Curtis works for a drilling company, has a daughter who may have only somewhat recently become deaf and a faithful wife (you may recognize her from THE HELP) with crafts skills. Nothing in his daily life would appear to be a cause for the onset of schizophrenia, even though he himself diagnoses himself with two of the five symptoms for it. There is, however, a matter of genetics as his mother was diagnosed with exactly that condition right around Curtis’ current age.
He suffers from vivid nightmares that linger into his waking days. Anything that appears in those dreams becomes estranged to him in waking life, to my dismay, even his loyal dog, Red.
Curtis soon begins to focus on expanding the storm shelter in his backyard, which to any outside observer is beyond all reason.

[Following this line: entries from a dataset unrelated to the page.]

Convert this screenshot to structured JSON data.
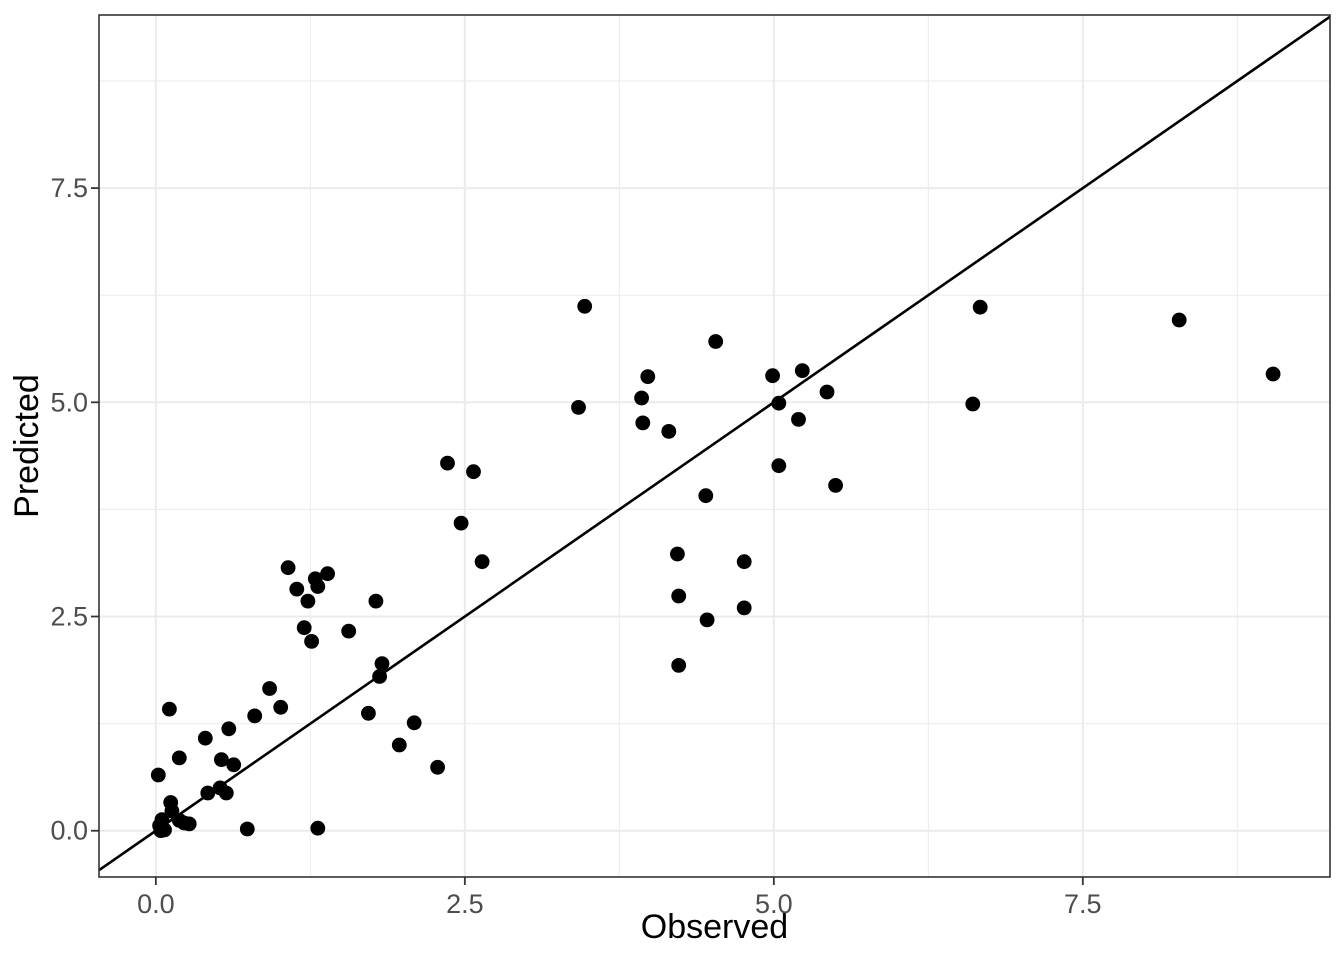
{
  "chart_data": {
    "type": "scatter",
    "title": "",
    "xlabel": "Observed",
    "ylabel": "Predicted",
    "xlim": [
      -0.46,
      9.5
    ],
    "ylim": [
      -0.54,
      9.52
    ],
    "x_major_ticks": [
      0.0,
      2.5,
      5.0,
      7.5
    ],
    "x_tick_labels": [
      "0.0",
      "2.5",
      "5.0",
      "7.5"
    ],
    "y_major_ticks": [
      0.0,
      2.5,
      5.0,
      7.5
    ],
    "y_tick_labels": [
      "0.0",
      "2.5",
      "5.0",
      "7.5"
    ],
    "x_minor_ticks": [
      1.25,
      3.75,
      6.25,
      8.75
    ],
    "y_minor_ticks": [
      1.25,
      3.75,
      6.25,
      8.75
    ],
    "grid": true,
    "legend": false,
    "identity_line": {
      "slope": 1,
      "intercept": 0
    },
    "points": [
      [
        0.11,
        1.42
      ],
      [
        0.19,
        0.85
      ],
      [
        0.02,
        0.65
      ],
      [
        0.12,
        0.33
      ],
      [
        0.13,
        0.23
      ],
      [
        0.05,
        0.13
      ],
      [
        0.19,
        0.12
      ],
      [
        0.23,
        0.09
      ],
      [
        0.27,
        0.08
      ],
      [
        0.03,
        0.06
      ],
      [
        0.07,
        0.01
      ],
      [
        0.04,
        0.0
      ],
      [
        0.4,
        1.08
      ],
      [
        0.42,
        0.44
      ],
      [
        0.52,
        0.5
      ],
      [
        0.57,
        0.44
      ],
      [
        0.59,
        1.19
      ],
      [
        0.53,
        0.83
      ],
      [
        0.63,
        0.77
      ],
      [
        0.8,
        1.34
      ],
      [
        0.92,
        1.66
      ],
      [
        0.74,
        0.02
      ],
      [
        1.01,
        1.44
      ],
      [
        1.31,
        0.03
      ],
      [
        1.07,
        3.07
      ],
      [
        1.39,
        3.0
      ],
      [
        1.29,
        2.94
      ],
      [
        1.31,
        2.85
      ],
      [
        1.14,
        2.82
      ],
      [
        1.23,
        2.68
      ],
      [
        1.78,
        2.68
      ],
      [
        1.2,
        2.37
      ],
      [
        1.56,
        2.33
      ],
      [
        1.26,
        2.21
      ],
      [
        1.72,
        1.37
      ],
      [
        1.83,
        1.95
      ],
      [
        1.81,
        1.8
      ],
      [
        1.97,
        1.0
      ],
      [
        2.09,
        1.26
      ],
      [
        2.28,
        0.74
      ],
      [
        2.36,
        4.29
      ],
      [
        2.57,
        4.19
      ],
      [
        2.47,
        3.59
      ],
      [
        2.64,
        3.14
      ],
      [
        3.47,
        6.12
      ],
      [
        3.42,
        4.94
      ],
      [
        3.93,
        5.05
      ],
      [
        3.98,
        5.3
      ],
      [
        3.94,
        4.76
      ],
      [
        4.15,
        4.66
      ],
      [
        4.53,
        5.71
      ],
      [
        4.45,
        3.91
      ],
      [
        4.22,
        3.23
      ],
      [
        4.23,
        2.74
      ],
      [
        4.23,
        1.93
      ],
      [
        4.46,
        2.46
      ],
      [
        4.76,
        3.14
      ],
      [
        4.76,
        2.6
      ],
      [
        4.99,
        5.31
      ],
      [
        5.23,
        5.37
      ],
      [
        5.43,
        5.12
      ],
      [
        5.04,
        4.99
      ],
      [
        5.2,
        4.8
      ],
      [
        5.04,
        4.26
      ],
      [
        5.5,
        4.03
      ],
      [
        6.67,
        6.11
      ],
      [
        6.61,
        4.98
      ],
      [
        8.28,
        5.96
      ],
      [
        9.04,
        5.33
      ]
    ],
    "style": {
      "point_color": "#000000",
      "point_radius": 7.4,
      "line_color": "#000000",
      "line_width": 2.6,
      "grid_major_color": "#ebebeb",
      "grid_minor_color": "#ebebeb",
      "grid_major_width": 2.0,
      "grid_minor_width": 1.0,
      "panel_border_color": "#343434",
      "panel_border_width": 1.6,
      "tick_color": "#343434",
      "tick_length": 8,
      "panel_bg": "#ffffff",
      "plot_bg": "#ffffff"
    }
  }
}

This is what the slow-paced, or rather deliberately paced, story moves toward, will there really be a great storm to somehow justify the building of the shelter? Will the coming or absence of this great storm ultimately free Curtis from his delusions or cement them?
There is a very effective emotional payoff when Curtis is very clearly faced with the next step he must take. The viewer can feel his fear, but also the support of his wife and daughter. It is a powerful scene. Thus, the final third of the movie provides a fitting, albeit still mysterious, ending to TAKE SHELTER.